Espírito de vingança move Barcelona contra Bayern de Munique
Equipes se enfrentam nesta quarta-feira, pela semifinal da Liga dos Campeões
Futebol|Do R7

Antes de o Brasil apanhar de 7 da Alemanha, o Barcelona já havia tomado um passeio da base da equipe que viria a ser campeã mundial. Foi durante as semifinais da temporada 2012/13 da Liga dos Campeões, quando o time espanhol foi massacrado em dois jogos (0 x 4 e 3 x 0) pelo Bayern de Munique.
Nesta quarta-feira (6), também pela semifinal da Champions, Messi e seus companheiros entram em campo esperando vingar o passado e colocar os culés novamente em uma decisão.
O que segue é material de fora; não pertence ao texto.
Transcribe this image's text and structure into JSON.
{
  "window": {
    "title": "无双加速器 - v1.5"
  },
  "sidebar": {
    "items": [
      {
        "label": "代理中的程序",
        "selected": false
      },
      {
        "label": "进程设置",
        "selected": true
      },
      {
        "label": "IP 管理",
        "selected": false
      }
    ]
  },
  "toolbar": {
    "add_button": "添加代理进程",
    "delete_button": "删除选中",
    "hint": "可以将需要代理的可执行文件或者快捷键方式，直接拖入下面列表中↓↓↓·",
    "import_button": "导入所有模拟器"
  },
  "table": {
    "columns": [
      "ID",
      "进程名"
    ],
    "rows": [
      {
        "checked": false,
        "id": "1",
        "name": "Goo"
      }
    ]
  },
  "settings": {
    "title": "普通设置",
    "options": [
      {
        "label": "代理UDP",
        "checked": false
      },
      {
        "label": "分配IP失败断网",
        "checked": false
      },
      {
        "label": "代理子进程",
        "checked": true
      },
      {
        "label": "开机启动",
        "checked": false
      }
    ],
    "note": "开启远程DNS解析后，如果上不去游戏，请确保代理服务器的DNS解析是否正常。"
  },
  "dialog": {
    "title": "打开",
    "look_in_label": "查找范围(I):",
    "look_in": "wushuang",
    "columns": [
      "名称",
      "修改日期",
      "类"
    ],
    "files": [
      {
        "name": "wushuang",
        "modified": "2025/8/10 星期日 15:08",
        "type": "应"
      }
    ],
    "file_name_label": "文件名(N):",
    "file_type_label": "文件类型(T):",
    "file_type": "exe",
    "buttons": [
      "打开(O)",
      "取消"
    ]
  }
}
Para o craque argentino, não há favorito.
— Os dois times são muito grandes, com muita história. Os jogadores estão acostumados com esse tipo de jogo. É óbvio que é importante um bom resultado. Jogamos em casa e podemos chegar com um placar bom na volta. Isso é importantíssimo.
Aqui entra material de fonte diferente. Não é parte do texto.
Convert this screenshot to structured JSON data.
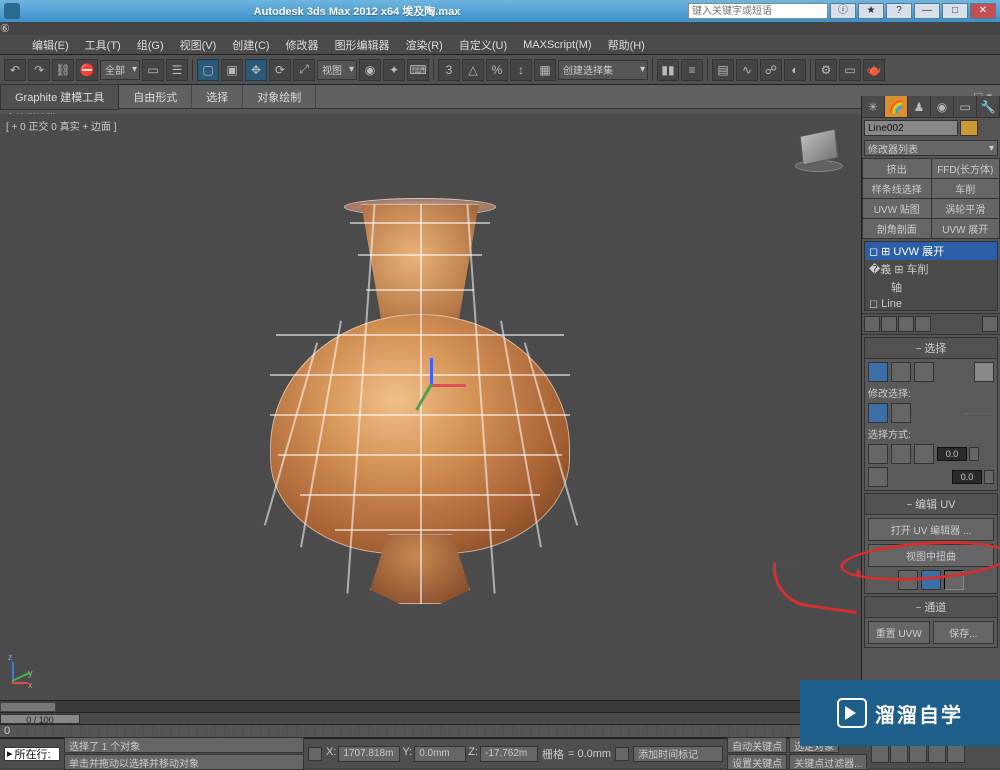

O Bayern terá muitos desfalques no Camp Nou, como Robben, Alaba e Badstuber, além de Ribéry. No entanto, os problemas do rival não são considerados desculpa pelo argentino em caso de revés.
— Em 2013 não foi desculpa os nossos lesionados e agora não seria com o Bayern. É um time muito importante, com outros grandes jogadores. Não há nenhuma desculpa.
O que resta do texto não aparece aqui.